There is an interesting discourse describing the wonders that attend the birth of a Buddha[750], such as that he passes from the Tusita heaven to his mother’s womb; that she must die seven days after his birth: that she stands when he is born: and so on. We may imagine that the death of the mother is due to the historical fact that Gotama’s mother did so die, while the other circumstances are embellishments of the old Buddha and Mahapurusha legend. But the construction of this sutta is curious. The monks in the Jetavana are talking of the wondrous powers possessed by Buddhas. Gotama enters and asks what is the subject of their discourse. They tell him and he bids Ananda describe more fully the wondrous attributes of a Buddha. Ananda gives a long list of marvels and at the end Gotama observes, “Take note of this too as one of the wondrous attributes of a Buddha, that he has his feelings, perceptions and thoughts under complete control[751].”
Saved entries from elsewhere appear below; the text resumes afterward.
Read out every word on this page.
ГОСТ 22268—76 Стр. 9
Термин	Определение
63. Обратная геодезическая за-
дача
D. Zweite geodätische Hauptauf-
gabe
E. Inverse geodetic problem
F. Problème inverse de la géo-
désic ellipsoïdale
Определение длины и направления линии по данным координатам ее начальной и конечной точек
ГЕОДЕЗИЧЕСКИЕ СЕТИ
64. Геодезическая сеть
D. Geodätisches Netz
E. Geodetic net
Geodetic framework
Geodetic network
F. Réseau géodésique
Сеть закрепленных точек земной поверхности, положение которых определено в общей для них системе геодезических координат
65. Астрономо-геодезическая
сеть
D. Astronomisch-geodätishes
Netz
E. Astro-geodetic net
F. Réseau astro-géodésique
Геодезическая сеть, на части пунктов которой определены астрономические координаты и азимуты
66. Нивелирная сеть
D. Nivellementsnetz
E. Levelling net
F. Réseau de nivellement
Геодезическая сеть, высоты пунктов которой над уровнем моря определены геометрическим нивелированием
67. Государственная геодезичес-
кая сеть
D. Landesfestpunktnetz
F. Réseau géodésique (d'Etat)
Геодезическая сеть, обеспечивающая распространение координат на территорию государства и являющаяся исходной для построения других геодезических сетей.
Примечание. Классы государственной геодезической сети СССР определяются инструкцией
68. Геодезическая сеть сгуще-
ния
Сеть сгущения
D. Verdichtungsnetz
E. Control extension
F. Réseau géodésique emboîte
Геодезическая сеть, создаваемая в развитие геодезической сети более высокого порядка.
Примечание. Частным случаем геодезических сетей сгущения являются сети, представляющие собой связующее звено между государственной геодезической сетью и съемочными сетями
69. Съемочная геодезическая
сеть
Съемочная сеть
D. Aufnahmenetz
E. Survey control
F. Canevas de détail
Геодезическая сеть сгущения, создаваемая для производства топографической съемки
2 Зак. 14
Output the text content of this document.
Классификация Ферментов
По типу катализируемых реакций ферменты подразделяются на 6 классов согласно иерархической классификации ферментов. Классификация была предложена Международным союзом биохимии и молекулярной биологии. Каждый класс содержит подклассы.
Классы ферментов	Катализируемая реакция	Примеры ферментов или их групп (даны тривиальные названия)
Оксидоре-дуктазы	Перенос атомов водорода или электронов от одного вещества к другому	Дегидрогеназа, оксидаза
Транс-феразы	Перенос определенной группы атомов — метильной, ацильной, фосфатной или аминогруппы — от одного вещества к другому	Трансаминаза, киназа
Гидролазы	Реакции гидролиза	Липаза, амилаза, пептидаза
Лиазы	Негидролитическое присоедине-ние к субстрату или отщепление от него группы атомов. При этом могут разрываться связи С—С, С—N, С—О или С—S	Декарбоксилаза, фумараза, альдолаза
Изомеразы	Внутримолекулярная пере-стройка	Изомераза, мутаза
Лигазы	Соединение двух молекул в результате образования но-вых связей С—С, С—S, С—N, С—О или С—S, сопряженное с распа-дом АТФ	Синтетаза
No passage has yet been adduced from the suttas mentioning more than seven Buddhas but later books, such as the Buddha-vamsa and the introduction to the Jataka, describe twenty-five[752]. There are twenty-four Jain Tirthankaras and according to some accounts twenty-four incarnations of Vishnu. Probably all these lists are based on some calculation as to the proper allowance of saints for an aeon. The biographies of these Buddhas are brief and monotonous. For each sage they record the number of his followers, the name of his city, parents, and chief disciples, the tree under which he attained enlightenment, his height and his age, both in extravagant figures. They also record how each met Gotama in one of his previous births and prophesied his future glory. The object of these biographies is less to give information about previous Buddhas than to trace the career of Gotama as a Bodhisattva. This career began in the time of Dipankara, the first of the twenty-five Buddhas, incalculable ages ago, when Gotama was a hermit called Sumedha. Seeing that the road over which Dipankara had to pass was dirty, he threw himself down in the mire in order that the Buddha might tread on him and not soil his feet. At the same time he made a resolution to become a Buddha and received from Dipankara the assurance that ages afterwards his wish would be fulfilled. This incident, called pranidhana or the vow to become a Buddha, is frequently represented in the frescoes found in Central Asia.
The history of this career is given in the introduction to the Jataka and in the late Pali work called the Cariya-pitaka, but the suttas make little reference to the topic. They refer incidentally to Gotama’s previous births[753] but their interest clearly centres in his last existence. They not infrequently use the word Bodhisattva to describe the youthful Gotama or some other Buddha before the attainment of Buddhahood, but in later literature it commonly designates a being now existing who will be a Buddha in the future. In the older phase of Buddhism attention is concentrated on a human figure which fills the stage, but before the canon closes we are conscious of a change which paves the way for the Mahayana. Our sympathetic respect is invited not only for Gotama the Buddha, but for the struggling Bodhisattva who, battling towards the goal with incredible endurance and self-sacrifice through lives innumerable, at last became Gotama.